Restraint is a Good Thing, Audrey

I really liked Audrey Niffenegger’s first book, The Time Traveler’s Wife, in large part because I felt like Niffenegger had been given the space and freedom to indulge herself and write something big, romantic and dramatic.

But if The Time Traveler’s Wife succeeded for those reasons, Niffenegger’s follow-up, Her Fearful Symmetry stumbles because of them.

I wouldn’t have picked up this one if I didn’t like Niffenegger’s propensity for the shamelessly dramatic, intensely passionate, or outright strange. But those elements function best if they’re tempered with a dose of reality. They need contrast to be fully appreciated.

At least The Time Traveler’s Wife had a few realistic characters and was set in contemporary Chicago. Her Fearful Symmetry takes place on the edge of a sprawling Victorian cemetery in London and is populated strictly by historical researchers, eccentric cemetery caretakers, and other improbable figures. It’s technically set in the present day, but with how often Niffenegger has characters poring over Victorian texts and pondering poetic gravestones in settings Edgar Allen Poe would have found a bit overwrought, Her Fearful Symmetry sits uncomfortably between historical fiction and a modern novel.

I would feel less confident in this assessment if it weren’t for its hurried ending. After two-hundred pages spent sensing ghosts and half-resisting ill-advised romances at leaisure, we’re suddenly rushed through a finale.

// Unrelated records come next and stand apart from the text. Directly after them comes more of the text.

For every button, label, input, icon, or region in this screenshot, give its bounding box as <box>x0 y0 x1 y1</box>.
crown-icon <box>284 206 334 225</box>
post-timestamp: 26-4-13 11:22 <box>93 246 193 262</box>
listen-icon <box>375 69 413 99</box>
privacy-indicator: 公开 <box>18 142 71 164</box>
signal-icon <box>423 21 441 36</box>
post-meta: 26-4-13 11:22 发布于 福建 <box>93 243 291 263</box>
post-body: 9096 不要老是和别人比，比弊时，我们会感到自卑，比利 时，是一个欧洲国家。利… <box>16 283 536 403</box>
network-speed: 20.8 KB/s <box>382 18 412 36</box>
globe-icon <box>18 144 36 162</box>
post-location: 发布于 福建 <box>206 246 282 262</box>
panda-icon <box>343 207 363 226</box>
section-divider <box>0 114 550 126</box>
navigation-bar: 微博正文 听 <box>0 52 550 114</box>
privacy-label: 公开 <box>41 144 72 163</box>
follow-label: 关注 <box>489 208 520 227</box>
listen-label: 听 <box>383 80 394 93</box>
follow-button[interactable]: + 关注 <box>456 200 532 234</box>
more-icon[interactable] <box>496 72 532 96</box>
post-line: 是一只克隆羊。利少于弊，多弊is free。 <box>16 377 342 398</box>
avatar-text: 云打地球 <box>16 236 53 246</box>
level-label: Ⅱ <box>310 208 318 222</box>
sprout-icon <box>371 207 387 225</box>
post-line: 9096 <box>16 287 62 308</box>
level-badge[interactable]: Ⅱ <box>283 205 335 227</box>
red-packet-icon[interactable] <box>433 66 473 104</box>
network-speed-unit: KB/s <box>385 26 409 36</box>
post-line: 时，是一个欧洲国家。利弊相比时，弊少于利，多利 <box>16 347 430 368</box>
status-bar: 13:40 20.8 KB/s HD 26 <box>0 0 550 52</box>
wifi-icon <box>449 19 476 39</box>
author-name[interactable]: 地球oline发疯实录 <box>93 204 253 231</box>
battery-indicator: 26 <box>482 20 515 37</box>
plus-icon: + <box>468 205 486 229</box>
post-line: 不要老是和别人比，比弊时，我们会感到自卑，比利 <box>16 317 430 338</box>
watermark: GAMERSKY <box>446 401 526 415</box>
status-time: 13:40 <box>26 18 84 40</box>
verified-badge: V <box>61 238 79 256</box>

The change in pace is so abrupt it made me wonder if Niffenegger’s editor told her she couldn’t go over a certain page limit and had to wrap it up.

If that’s the case, I wish that editor would have been even a little more strict. Sure, give us unnerving twins, but maybe don’t make them borderline incestuous. Give us a cemetery, but don’t spend quite so much time there. And unusual characters are great, but mix them in with a few more normal ones.